Classical socializers, by contrast, are most comfortable with structure. They crave predictability, wanting to know the specific parameters of a social activity, including the start and end times, the purpose, and the rules of engagement. Classical socializers, then, tend to do best with organized social activities.
It’s important to note that one type of socializing is not better than the other; it’s about match. I say that as many parents of Classical socializing children worry that their children will grow up to be friendless and alone. To those concerns, I observe that there are plenty of socially-satisfied Classical socializing adults: they have their book club the first Monday of every month, poker night every other Thursday, weekly chorus practice, and bar trivia on Wednesdays.
Thus, rather than trying cram to their Classical socializing child into a Jazz paradigm – which in fact runs the risk of leading to more social isolation due to anxiety stemming from the mismatch – I encourage parents to embrace the kind of socializer that their child is.
For parents of Classical socializers, that means supporting their child’s social satisfaction and growth through encouragement of their participation in a variety of structured after school activities (of course without over-scheduling).

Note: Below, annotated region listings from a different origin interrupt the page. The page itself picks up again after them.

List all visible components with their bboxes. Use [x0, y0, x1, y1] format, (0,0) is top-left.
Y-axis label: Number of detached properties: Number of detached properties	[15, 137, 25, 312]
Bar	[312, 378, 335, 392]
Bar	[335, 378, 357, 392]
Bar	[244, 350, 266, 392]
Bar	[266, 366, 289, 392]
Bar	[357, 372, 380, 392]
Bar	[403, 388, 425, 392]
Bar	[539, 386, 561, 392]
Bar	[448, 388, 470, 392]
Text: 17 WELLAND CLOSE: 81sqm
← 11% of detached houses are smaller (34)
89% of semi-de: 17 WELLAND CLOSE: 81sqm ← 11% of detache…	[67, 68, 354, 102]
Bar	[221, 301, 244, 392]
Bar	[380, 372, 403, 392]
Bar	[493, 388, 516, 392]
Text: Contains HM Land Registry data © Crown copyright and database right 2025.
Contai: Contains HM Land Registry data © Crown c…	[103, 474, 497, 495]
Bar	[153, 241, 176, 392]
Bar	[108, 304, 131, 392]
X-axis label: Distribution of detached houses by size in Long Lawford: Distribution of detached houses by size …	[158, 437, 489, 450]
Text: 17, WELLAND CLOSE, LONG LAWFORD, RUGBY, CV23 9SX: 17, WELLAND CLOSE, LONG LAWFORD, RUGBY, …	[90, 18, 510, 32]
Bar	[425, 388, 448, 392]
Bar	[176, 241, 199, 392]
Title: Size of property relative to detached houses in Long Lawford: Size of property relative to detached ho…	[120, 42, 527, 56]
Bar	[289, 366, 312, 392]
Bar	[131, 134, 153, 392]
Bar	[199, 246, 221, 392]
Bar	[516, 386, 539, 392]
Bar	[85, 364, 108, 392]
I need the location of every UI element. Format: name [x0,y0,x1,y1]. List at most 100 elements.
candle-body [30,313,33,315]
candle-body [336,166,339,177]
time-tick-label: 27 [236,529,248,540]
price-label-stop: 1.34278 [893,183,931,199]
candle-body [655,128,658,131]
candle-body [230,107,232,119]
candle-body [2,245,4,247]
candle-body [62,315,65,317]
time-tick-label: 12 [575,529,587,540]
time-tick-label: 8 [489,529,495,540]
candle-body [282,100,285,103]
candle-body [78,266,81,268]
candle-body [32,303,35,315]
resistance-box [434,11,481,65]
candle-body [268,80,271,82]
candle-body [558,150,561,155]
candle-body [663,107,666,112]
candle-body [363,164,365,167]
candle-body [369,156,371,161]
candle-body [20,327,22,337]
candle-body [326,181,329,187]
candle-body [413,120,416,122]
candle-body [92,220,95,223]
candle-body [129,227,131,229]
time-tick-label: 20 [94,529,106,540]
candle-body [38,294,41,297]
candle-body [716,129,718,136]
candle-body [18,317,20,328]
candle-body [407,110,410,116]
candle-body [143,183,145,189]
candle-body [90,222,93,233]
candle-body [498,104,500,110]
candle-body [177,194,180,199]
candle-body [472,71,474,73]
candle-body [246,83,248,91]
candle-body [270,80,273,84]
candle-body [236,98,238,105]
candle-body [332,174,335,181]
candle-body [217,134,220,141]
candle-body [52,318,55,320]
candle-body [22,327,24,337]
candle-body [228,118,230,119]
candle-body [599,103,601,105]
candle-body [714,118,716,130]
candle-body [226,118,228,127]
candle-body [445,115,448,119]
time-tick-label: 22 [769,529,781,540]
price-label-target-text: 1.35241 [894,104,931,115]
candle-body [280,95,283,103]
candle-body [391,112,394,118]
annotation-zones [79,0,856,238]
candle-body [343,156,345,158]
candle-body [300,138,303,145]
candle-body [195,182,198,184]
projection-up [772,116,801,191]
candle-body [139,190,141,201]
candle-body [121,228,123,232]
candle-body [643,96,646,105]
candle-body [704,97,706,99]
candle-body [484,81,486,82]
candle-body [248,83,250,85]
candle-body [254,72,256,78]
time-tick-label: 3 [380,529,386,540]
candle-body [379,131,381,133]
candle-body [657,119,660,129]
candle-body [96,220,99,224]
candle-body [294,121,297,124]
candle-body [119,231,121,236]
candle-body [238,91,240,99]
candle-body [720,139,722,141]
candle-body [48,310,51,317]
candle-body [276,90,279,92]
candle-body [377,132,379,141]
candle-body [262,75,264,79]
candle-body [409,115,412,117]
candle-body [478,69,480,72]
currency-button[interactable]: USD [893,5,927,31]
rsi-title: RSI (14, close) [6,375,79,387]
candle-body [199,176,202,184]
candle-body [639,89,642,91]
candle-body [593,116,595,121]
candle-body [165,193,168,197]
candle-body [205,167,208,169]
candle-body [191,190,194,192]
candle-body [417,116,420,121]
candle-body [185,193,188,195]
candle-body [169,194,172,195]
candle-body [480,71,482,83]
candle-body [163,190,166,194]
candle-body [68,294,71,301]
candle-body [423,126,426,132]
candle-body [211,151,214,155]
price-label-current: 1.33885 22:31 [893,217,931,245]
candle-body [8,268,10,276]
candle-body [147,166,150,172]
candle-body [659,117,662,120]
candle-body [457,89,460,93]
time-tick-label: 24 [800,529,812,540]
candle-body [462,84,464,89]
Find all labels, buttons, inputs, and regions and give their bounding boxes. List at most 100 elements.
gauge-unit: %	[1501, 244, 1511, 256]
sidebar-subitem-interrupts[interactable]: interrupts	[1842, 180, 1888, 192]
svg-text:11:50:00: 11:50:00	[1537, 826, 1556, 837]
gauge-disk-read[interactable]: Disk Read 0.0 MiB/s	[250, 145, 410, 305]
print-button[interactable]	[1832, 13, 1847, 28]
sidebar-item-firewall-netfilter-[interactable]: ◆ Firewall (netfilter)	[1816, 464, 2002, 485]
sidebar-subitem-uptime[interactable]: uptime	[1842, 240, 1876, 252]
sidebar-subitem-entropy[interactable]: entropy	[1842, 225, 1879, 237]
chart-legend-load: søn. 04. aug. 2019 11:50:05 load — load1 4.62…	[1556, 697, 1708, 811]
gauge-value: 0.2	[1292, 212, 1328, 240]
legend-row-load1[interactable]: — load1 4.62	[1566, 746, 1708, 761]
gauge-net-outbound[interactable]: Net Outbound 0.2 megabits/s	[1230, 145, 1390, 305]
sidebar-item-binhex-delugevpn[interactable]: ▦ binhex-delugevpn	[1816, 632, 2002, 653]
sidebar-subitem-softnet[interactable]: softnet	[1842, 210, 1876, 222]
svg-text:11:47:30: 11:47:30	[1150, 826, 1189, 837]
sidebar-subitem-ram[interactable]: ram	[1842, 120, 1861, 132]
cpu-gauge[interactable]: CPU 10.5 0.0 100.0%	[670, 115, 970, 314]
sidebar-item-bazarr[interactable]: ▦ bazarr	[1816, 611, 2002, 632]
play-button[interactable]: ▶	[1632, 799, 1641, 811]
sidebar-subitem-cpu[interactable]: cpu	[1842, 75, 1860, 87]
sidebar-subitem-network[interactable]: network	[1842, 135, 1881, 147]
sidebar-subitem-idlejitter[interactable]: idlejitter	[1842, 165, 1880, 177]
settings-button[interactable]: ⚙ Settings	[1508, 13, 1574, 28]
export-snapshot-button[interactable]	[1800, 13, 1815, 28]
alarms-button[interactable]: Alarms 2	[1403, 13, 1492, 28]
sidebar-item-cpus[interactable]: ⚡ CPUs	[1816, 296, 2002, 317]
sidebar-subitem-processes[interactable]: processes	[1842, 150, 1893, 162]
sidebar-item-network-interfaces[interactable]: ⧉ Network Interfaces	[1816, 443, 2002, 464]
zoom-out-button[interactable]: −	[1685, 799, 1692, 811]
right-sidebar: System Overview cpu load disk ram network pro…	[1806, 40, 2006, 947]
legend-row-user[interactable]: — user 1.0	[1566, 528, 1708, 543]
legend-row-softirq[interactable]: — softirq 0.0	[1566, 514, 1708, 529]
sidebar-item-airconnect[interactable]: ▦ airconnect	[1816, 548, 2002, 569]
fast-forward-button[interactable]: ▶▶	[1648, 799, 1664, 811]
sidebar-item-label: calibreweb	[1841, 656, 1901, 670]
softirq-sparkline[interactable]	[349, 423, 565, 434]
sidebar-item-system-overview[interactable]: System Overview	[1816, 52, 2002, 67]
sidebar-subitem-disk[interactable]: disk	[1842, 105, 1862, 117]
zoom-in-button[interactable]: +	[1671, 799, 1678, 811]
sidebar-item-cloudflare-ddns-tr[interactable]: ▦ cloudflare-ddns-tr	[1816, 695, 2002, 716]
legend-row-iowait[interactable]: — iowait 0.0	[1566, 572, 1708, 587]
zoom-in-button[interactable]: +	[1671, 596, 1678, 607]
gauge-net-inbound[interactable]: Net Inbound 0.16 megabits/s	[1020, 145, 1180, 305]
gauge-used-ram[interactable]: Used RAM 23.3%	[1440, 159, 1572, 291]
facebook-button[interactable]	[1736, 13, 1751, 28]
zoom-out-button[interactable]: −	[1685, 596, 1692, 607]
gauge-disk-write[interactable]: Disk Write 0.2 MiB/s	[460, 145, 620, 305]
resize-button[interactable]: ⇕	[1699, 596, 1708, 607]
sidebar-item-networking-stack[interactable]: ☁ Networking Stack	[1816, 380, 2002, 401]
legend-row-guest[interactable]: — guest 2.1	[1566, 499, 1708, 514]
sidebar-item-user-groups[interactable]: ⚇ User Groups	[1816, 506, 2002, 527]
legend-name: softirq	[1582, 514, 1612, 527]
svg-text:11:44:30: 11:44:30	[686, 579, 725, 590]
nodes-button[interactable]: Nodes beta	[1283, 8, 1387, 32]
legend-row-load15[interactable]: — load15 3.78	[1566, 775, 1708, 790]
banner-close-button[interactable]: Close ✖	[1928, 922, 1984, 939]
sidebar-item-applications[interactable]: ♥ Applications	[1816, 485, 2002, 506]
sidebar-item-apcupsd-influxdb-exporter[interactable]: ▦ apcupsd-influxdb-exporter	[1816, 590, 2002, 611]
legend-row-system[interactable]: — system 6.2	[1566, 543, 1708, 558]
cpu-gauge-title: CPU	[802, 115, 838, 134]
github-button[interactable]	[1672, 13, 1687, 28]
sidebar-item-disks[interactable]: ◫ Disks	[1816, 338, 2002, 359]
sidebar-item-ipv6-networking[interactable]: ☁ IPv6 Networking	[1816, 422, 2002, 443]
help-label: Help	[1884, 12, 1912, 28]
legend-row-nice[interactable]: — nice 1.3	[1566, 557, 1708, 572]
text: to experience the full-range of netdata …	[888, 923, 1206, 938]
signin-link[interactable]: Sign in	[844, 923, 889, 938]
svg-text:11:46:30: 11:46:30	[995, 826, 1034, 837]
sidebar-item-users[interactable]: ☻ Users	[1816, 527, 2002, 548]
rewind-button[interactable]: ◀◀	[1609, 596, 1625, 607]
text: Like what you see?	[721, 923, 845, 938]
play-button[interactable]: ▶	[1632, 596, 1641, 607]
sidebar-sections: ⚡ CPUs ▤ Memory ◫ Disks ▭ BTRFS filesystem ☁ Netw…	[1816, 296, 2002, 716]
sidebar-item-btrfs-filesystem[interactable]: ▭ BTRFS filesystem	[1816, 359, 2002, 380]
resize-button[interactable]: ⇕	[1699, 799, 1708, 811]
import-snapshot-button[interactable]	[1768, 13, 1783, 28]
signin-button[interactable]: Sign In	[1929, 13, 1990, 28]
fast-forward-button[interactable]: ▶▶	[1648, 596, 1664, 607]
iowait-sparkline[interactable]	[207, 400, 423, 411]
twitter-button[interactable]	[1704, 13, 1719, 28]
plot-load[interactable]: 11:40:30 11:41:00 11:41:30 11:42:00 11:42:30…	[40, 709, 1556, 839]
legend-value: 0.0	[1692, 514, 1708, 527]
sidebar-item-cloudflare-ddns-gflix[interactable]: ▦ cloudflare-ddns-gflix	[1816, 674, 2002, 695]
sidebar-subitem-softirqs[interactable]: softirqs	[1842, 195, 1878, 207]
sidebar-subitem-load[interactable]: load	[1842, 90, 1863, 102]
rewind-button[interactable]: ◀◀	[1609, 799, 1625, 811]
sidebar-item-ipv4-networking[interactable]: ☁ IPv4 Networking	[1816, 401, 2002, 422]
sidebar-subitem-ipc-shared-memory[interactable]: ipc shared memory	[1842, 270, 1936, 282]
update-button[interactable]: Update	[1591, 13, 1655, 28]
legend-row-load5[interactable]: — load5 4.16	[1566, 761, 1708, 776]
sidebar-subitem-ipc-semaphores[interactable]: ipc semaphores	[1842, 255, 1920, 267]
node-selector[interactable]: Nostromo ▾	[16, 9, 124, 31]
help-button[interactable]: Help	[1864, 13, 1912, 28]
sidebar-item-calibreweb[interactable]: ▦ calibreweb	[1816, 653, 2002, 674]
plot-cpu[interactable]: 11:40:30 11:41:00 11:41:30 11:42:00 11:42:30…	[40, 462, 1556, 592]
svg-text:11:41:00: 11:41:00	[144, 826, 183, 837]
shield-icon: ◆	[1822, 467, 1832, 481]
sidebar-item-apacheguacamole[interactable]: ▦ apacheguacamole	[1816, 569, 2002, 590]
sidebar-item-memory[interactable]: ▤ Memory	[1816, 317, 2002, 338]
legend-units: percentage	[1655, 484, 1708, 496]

In addition to giving their children a chance for a rich and rewarding social life now, participation in such activities serves as important practice and preparation for adult life, as in college and as adults in the working world, that is how Classical socializers will be most socially satisfied.
About the Author
Dr. Jason McCormick, a senior clinician at NESCA, sees children, adolescents and young adults with a variety of presenting issues, including Attention Deficit Hyperactivity Disorder (AD/HD), dyslexia and non-verbal learning disability. He has expertise in Asperger’s Disorder and has volunteered at the Asperger’s Association of New England (AANE).
Dr. McCormick mainly sees individuals ranging from age 10 through the college years, and he has a particular interest in the often difficult transition between high school and college.
As part of his work with older students, Dr. McCormick is very familiar with the documentation requirements of standardized testing boards. He also holds an advisory and consultative role with a prestigious local university, assisting in the provision of appropriate academic accommodations to their students with learning disabilities and other issues complicating their education.